A few months ago, I found myself in a conference for technology company CEOs where we had an opportunity to share and learn best-practices around building and scaling successful software companies. I was honored to be there representing the company that I co-founded, Askuity, which has seen tremendous growth since our market launch.

While many sessions left their mark on me, perhaps the one that had the most impact was the one concerning the importance of choosing the right ‘tech stack’ to enable our sales teams. This session was led by Bob Vaez, CEO of a leading event management software company called Eventmobi.

As a high growth business targeting thousands of brands, we at Askuity have had to make strategic investments to enable our sales team to identify and convert prospects by the hundreds. Our sales team makes daily use of various sales enablement tech tools, including CRM, email automation, lead databases, screensharing, e-signature etc. to help them do their jobs. Without a doubt, these technologies significantly improve our sales force effectiveness and allow them to focus on what they do best: selling.

This got me thinking. What do our non-technology customers – consumer product brands who sell their products through retailers – view as their sales enablement technology stack? Do they even think of enabling their teams with technology the same way that technology companies do? And should they?

Unlike a sales rep at a software company like Askuity, the typical National Account Manager (NAM) at a brand may cover anywhere from one to a handful of key accounts, rather than covering a territory of hundreds of prospects at any one time. In turn, at each of a NAM’s key accounts, there are a few key people that he or she needs to maintain contact with: the buyer, the assistant buyer, the replenishment manager and other similar roles. If they cover accounts that have store level or regional sales teams, then perhaps there are a few more contacts they need to track. But it’s certainly not the thousands of contacts that a software salesperson would need to organize in a CRM to manage their day.

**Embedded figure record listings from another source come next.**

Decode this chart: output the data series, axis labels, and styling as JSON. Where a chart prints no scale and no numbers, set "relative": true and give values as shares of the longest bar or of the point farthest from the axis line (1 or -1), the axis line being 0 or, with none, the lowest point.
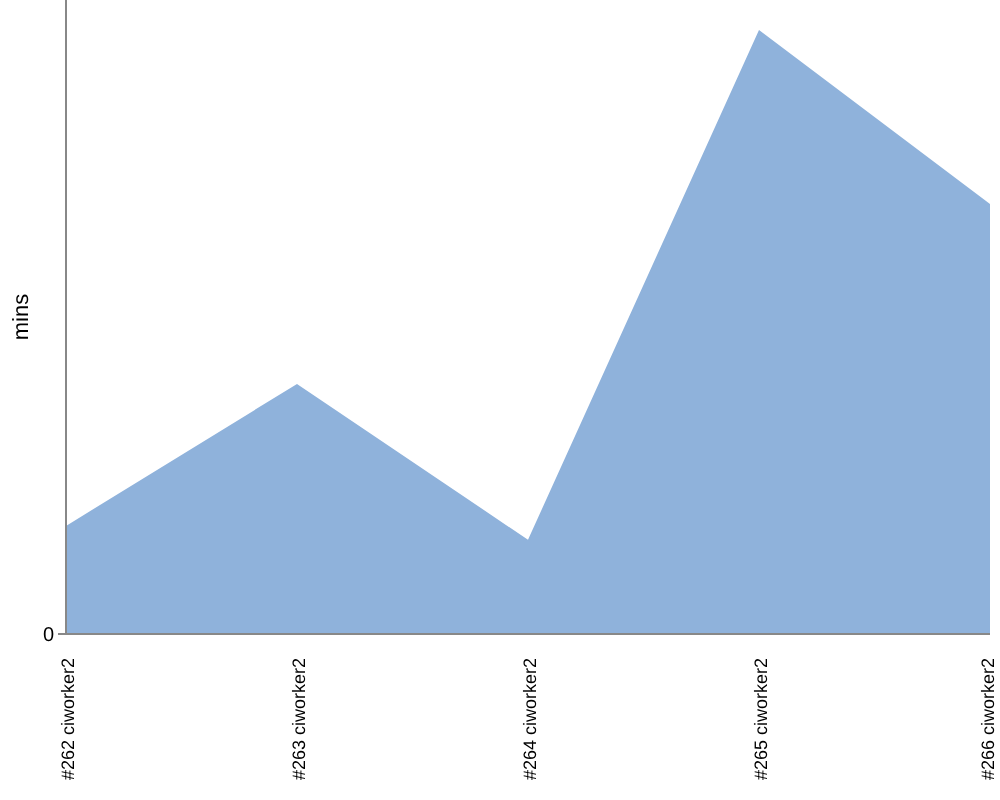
{
  "chart_data": {
    "type": "area",
    "relative": true,
    "ylabel": "mins",
    "annotations": [
      "0"
    ],
    "categories": [
      "#262 ciworker2",
      "#263 ciworker2",
      "#264 ciworker2",
      "#265 ciworker2",
      "#266 ciworker2"
    ],
    "series": [
      {
        "color": "#8fb2db",
        "values": [
          0.179,
          0.414,
          0.156,
          1,
          0.712
        ]
      }
    ]
  }
}
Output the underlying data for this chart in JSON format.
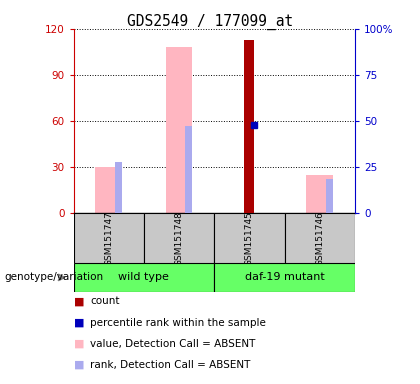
{
  "title": "GDS2549 / 177099_at",
  "samples": [
    "GSM151747",
    "GSM151748",
    "GSM151745",
    "GSM151746"
  ],
  "ylim_left": [
    0,
    120
  ],
  "ylim_right": [
    0,
    100
  ],
  "yticks_left": [
    0,
    30,
    60,
    90,
    120
  ],
  "ytick_labels_left": [
    "0",
    "30",
    "60",
    "90",
    "120"
  ],
  "yticks_right": [
    0,
    25,
    50,
    75,
    100
  ],
  "ytick_labels_right": [
    "0",
    "25",
    "50",
    "75",
    "100%"
  ],
  "count_values": [
    0,
    0,
    113,
    0
  ],
  "percentile_values": [
    0,
    0,
    48,
    0
  ],
  "pink_bar_values": [
    30,
    108,
    0,
    25
  ],
  "rank_absent_values": [
    33,
    57,
    0,
    22
  ],
  "count_color": "#AA0000",
  "percentile_color": "#0000BB",
  "pink_color": "#FFB6C1",
  "rank_absent_color": "#AAAAEE",
  "left_axis_color": "#CC0000",
  "right_axis_color": "#0000CC",
  "background_color": "#ffffff",
  "legend_items": [
    "count",
    "percentile rank within the sample",
    "value, Detection Call = ABSENT",
    "rank, Detection Call = ABSENT"
  ],
  "legend_colors": [
    "#AA0000",
    "#0000BB",
    "#FFB6C1",
    "#AAAAEE"
  ],
  "group1_label": "wild type",
  "group2_label": "daf-19 mutant",
  "group_color": "#66FF66",
  "sample_bg": "#C8C8C8",
  "geno_label": "genotype/variation"
}
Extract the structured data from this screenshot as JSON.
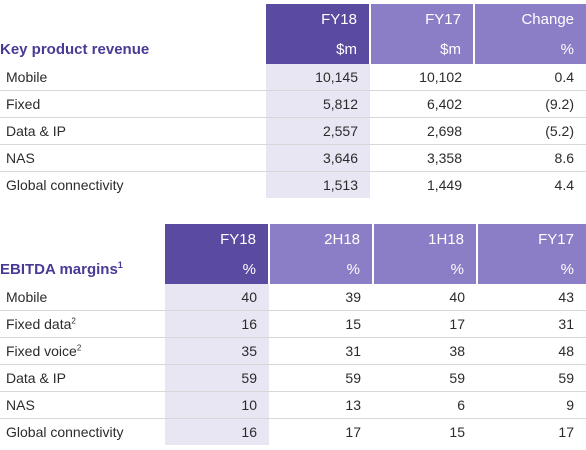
{
  "table1": {
    "title": "Key product revenue",
    "columns": [
      {
        "period": "FY18",
        "unit": "$m"
      },
      {
        "period": "FY17",
        "unit": "$m"
      },
      {
        "period": "Change",
        "unit": "%"
      }
    ],
    "rows": [
      {
        "label": "Mobile",
        "fy18": "10,145",
        "fy17": "10,102",
        "change": "0.4"
      },
      {
        "label": "Fixed",
        "fy18": "5,812",
        "fy17": "6,402",
        "change": "(9.2)"
      },
      {
        "label": "Data & IP",
        "fy18": "2,557",
        "fy17": "2,698",
        "change": "(5.2)"
      },
      {
        "label": "NAS",
        "fy18": "3,646",
        "fy17": "3,358",
        "change": "8.6"
      },
      {
        "label": "Global connectivity",
        "fy18": "1,513",
        "fy17": "1,449",
        "change": "4.4"
      }
    ]
  },
  "table2": {
    "title": "EBITDA margins",
    "title_sup": "1",
    "columns": [
      {
        "period": "FY18",
        "unit": "%"
      },
      {
        "period": "2H18",
        "unit": "%"
      },
      {
        "period": "1H18",
        "unit": "%"
      },
      {
        "period": "FY17",
        "unit": "%"
      }
    ],
    "rows": [
      {
        "label": "Mobile",
        "sup": "",
        "fy18": "40",
        "h2": "39",
        "h1": "40",
        "fy17": "43"
      },
      {
        "label": "Fixed data",
        "sup": "2",
        "fy18": "16",
        "h2": "15",
        "h1": "17",
        "fy17": "31"
      },
      {
        "label": "Fixed voice",
        "sup": "2",
        "fy18": "35",
        "h2": "31",
        "h1": "38",
        "fy17": "48"
      },
      {
        "label": "Data & IP",
        "sup": "",
        "fy18": "59",
        "h2": "59",
        "h1": "59",
        "fy17": "59"
      },
      {
        "label": "NAS",
        "sup": "",
        "fy18": "10",
        "h2": "13",
        "h1": "6",
        "fy17": "9"
      },
      {
        "label": "Global connectivity",
        "sup": "",
        "fy18": "16",
        "h2": "17",
        "h1": "15",
        "fy17": "17"
      }
    ]
  }
}
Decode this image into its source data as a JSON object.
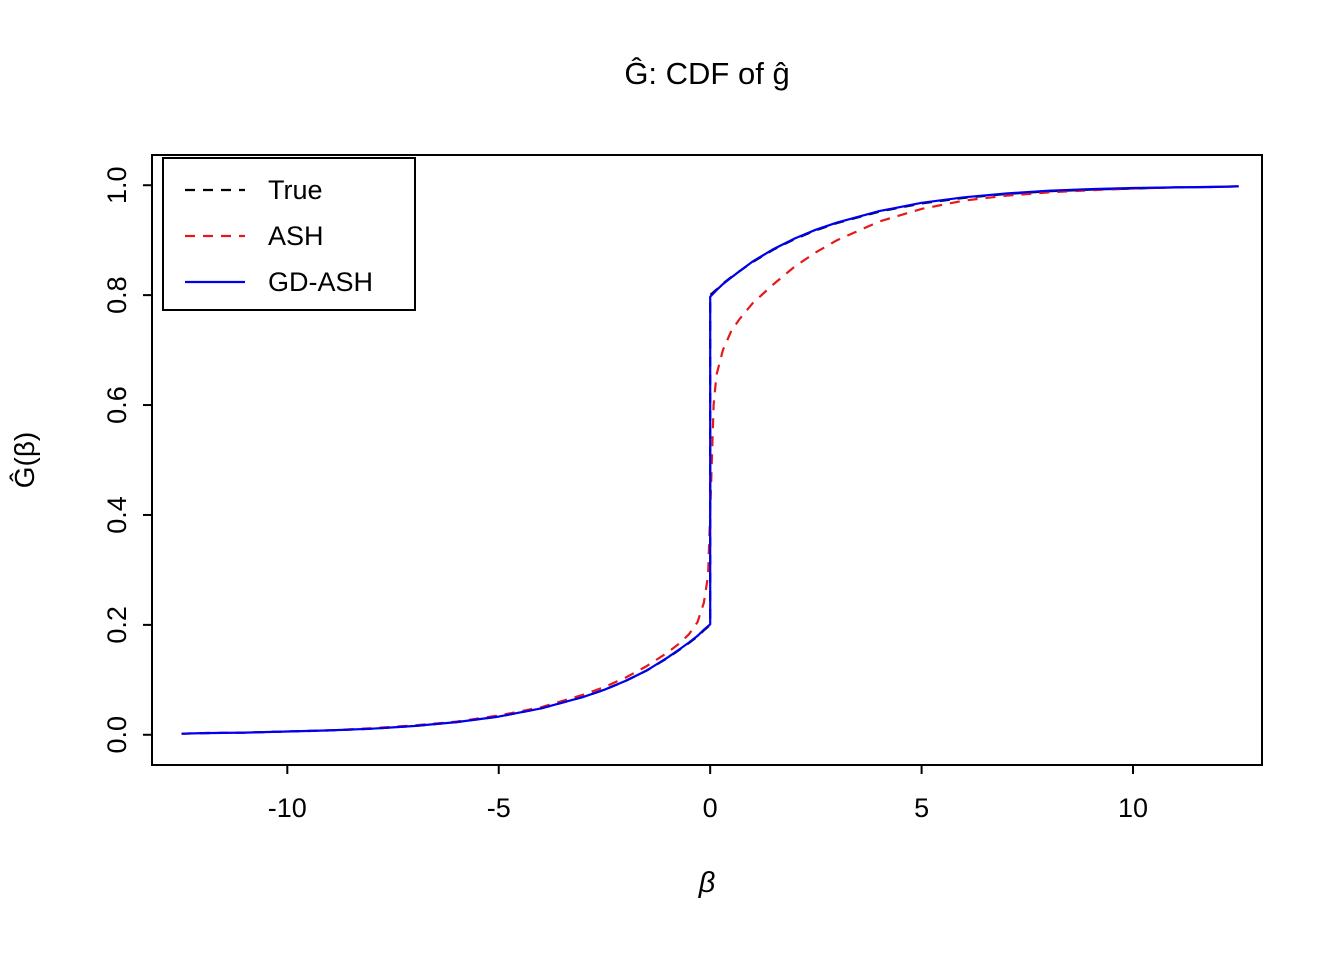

Beyond contacts and accounts, the process for a NAM to ‘sell’ is again very different from a software salesperson’s. A NAM’s selling process is not transactional in nature; rather, it is a relationship-based one that – hopefully – grows and strengthens over time. A NAM may be managing several programs with their retailers during the course of the year – for example, new product introductions, promotions, special buys – but, in contrast to a software salesperson, they don’t have hundreds of sales processes that need to be tracked and managed in a CRM tool.

retail sales enablement

So given all that, what exactly is the killer sales enablement app for a NAM? What tool, above all else, does a successful NAM at a brand selling into retail need to do their job well? 

To answer this question, we need to first ask, what does doing their job “well” mean for a NAM? 

Ultimately, the goal for a NAM – much like any other sales professional – is to hit his or her sales targets. Easy enough. But given the two-step nature of the brand’s sales – first to the retailer, then from the retailer to the consumer – simply tracking their shipments to a retailer captures only half the story. From an account management perspective, an effective NAM will have a 360 degree view of their retail customer – what’s selling in, what’s selling out, where, why, and for how much. Because without that information, they’re unable to help their customer (ie. their retail buyer) meet their goals. And if that buyer isn’t able to meet their goals, which would include things like achieving year-over-year sales increases, hitting margin targets, increasing inventory turns, etc., that NAM won’t have that account to call on for long.

With retail buyers increasingly strapped for time and under pressure to deliver in a competitive, omni-channel world, this expectation of partnership between retailer and brand has become the norm. And with more and more data being shared between retailers and brands – point of sale data, loyalty data, demographic data – brands are finally data-enabled, at least in theory, to be that partner.

And so it hit me. If retail analytics is the key to successful retail account management, then an application like Askuity that makes retail analytics accessible, powerful and insightful, is the killer sales enablement application for a retail brand’s sales team. In fact, it can be safely argued that it is the core app in the tech stack of a truly enabled retail sales team whose core focus is on growing their business and strengthening their buyer relationships with their key retail accounts.

Smart brands are increasingly realizing that technology is not only changing the landscape of which retailers they sell to (e.g., the rise of Amazon), but also changing how they sell to their retailers. The old rules of doing business in retail no longer hold – the availability of data has changed the game and has put a premium on data-driven account management skills. Just like sales leaders at software companies, forward-thinking sales leaders at consumer product companies should be equipping their retail sales teams with the right sales enablement tech stack – including retail analytics – that will drive their success.